The Giants try to build strong offensive and defensive lines, build a running game that can produce late in the season in bad weather, and find a quarterback who has an arm that can pass in bad weather.

“If I listened to the media and to the fans, and made decisions based on popular opinion, well, then they hired the wrong guy,” Giants team president John Mara told Sports Illustrated. “Fans think of the now. I think of the now – and two years from now. That way you just build.”

Over the past two years, the Browns have followed a similar path, adding Phil Taylor, Jabaal Sheard and John Hughes on the defensive line; Jason Pinkston, Shawn Lauvo and Mitchell Schwartz on the offensive line; Brandon Weeden at quarterback; Trent Richardson at running back.

“If I’m frustrated and I’ve only been here a couple of year, I can imagine what the fans are, but my message is the same, that we are going to fix this,” Holmgren said this week in published reports. “It’s difficult and painful to be this patient and I know they’ve heard it before, but this is a different group, and we’re going to get this thing done.”

And we patiently wait to see how another season will play out this fall.

2012 05 cavs celebratePatience still seems to have a home, however, at Quicken Loans Arena despite the Cavaliers winning just a little more than a quarter of their games the past two seasons. Having a Ping-Pong ball bounce favorably and the perception that your owner will do “whatever it takes” to win can be an easy balm to soothe the fans’ fears.

It’s somewhat easy to be “all in” when you own a team in a league with a hard salary cap and the smallest roster size of the three major sports. Owner Dan Gilbert also pocketed some goodwill when he tweeted “Not in our garage” when LeBron James tried to use the players parking garage when Miami was in town during the 2010-11 season.

Of course, if Gilbert had stood up to James when he was wearing Wine and Gold things may have turned out differently.

There are fans that also cling to the notion that Gilbert will buy the Indians and serve as the Wahoos personal life saver. (Never mind that the team is currently not for sale.) Unless Gilbert has a secret deal in place with an unknown television network, there is no new revenue out there that would allow the Tribe to compete with the big-market teams. And, no, Gilbert is not putting $70 million of his own money into the payroll each year.

Many of those same fans who want Gilbert to be a dual owner are the ones who complain incessantly about Randy Lerner owning two sports teams. Somehow Lerner is “distracted” and “uninterested” because he owns the Browns and Aston Villa of the English Premier League. But Gilbert would have no problem running the Cavs and the Browns, along with the casino that is set to turn downtown Cleveland into the Atlantic City of the Midwest (and that’s not a compliment).

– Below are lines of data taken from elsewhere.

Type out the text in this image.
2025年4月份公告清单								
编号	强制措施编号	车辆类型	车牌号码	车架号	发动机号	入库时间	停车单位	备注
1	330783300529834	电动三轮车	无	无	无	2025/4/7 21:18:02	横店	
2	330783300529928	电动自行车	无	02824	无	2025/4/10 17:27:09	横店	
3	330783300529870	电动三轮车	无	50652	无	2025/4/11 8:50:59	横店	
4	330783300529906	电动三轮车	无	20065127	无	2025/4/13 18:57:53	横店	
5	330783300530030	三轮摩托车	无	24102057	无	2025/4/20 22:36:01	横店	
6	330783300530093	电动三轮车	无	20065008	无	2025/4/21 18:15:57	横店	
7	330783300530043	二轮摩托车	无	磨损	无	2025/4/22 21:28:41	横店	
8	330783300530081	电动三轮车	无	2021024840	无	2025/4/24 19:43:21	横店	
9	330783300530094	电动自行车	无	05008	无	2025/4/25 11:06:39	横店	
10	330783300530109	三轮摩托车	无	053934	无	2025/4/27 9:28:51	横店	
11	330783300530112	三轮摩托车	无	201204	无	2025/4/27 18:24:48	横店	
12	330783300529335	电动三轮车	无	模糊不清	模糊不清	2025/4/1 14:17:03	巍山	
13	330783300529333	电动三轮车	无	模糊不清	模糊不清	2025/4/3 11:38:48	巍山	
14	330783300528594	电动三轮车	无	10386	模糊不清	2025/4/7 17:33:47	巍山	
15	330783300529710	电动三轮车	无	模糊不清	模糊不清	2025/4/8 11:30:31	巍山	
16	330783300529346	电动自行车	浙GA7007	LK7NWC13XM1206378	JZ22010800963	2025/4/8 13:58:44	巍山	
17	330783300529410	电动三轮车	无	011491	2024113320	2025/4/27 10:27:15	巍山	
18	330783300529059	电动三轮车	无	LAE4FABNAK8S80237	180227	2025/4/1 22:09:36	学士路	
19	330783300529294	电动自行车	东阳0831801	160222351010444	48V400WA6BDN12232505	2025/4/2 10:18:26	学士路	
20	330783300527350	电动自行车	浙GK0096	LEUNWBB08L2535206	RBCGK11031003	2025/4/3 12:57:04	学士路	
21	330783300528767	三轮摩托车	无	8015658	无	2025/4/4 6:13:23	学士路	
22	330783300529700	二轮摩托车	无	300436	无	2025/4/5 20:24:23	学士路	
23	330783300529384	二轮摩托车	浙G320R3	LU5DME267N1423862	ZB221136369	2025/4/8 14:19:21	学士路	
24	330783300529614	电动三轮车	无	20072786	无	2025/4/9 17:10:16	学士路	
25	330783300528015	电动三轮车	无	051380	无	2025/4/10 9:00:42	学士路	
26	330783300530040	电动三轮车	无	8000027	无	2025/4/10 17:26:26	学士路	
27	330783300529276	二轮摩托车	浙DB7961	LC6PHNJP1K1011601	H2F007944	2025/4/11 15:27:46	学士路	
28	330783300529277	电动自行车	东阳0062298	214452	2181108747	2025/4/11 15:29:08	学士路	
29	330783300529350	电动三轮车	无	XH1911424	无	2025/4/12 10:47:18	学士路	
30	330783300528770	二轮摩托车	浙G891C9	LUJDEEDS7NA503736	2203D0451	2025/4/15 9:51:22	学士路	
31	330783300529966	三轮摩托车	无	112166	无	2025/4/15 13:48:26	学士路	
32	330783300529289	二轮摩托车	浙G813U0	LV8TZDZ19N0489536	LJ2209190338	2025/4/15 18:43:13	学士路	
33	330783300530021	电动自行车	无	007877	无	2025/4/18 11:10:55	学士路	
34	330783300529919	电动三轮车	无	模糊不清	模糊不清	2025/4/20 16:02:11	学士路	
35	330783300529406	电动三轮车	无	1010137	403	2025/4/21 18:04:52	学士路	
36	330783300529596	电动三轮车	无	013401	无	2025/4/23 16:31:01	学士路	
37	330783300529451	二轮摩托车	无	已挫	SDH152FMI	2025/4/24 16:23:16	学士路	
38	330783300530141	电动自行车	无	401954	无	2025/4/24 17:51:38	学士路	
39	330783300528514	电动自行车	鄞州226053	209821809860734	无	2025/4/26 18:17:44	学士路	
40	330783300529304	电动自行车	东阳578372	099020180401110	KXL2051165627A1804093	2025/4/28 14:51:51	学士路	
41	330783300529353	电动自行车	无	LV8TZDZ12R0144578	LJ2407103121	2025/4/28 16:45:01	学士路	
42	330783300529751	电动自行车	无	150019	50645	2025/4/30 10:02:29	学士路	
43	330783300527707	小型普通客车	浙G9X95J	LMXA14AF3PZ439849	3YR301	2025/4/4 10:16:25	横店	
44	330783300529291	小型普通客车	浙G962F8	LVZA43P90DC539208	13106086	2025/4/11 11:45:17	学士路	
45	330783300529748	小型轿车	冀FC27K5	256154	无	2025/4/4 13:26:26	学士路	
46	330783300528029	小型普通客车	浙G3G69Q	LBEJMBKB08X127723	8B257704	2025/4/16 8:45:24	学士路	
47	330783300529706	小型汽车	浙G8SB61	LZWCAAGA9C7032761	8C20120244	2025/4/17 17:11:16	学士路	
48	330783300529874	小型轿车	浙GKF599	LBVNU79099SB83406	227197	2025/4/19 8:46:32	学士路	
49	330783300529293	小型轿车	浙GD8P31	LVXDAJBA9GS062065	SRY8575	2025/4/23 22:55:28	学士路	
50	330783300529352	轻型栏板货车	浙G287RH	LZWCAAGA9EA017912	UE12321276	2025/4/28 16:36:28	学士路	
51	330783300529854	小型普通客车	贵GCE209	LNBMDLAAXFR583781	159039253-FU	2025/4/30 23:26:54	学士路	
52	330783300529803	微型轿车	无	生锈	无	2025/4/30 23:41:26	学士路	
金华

And we patiently wait for the NBA lottery on May 30 to see if the Cavs can get lucky in consecutive years.

Patience is great, but only if it comes with its twin – hope. We need hope that things will get better, that there is a plan in place for Cleveland’s sports teams, that the championship parade will one day roll through downtown Cleveland.

Hope has come in many forms over the years. It has appeared in Jim Cleamons’ put back, Dick Snyder’s dribble drive, a Brad Daugherty and Mark Price pick-and-roll, and in a 25-point effort in overtime in Detroit.

It’s been visible in a Brian Sipe to Ozzie Newsome pass, a Bernie Kosar to Brian Brennan connection, and in a William Green run.

Hope can also turn up in the most unexpected places. In 2007, opposing defenses didn’t know about the power in Derek Anderson’s right arm. But once they did … well, you know the rest.

Most notably, hope came in the form of an anxious relief pitcher who wanted to be anywhere but on a mound in Miami late in October of 1997.

As fans, we have to be refueled by hope from time to time over the years.

Because without that hope, even Cleveland’s seemingly bottomless pit of patience may run day hit bottom.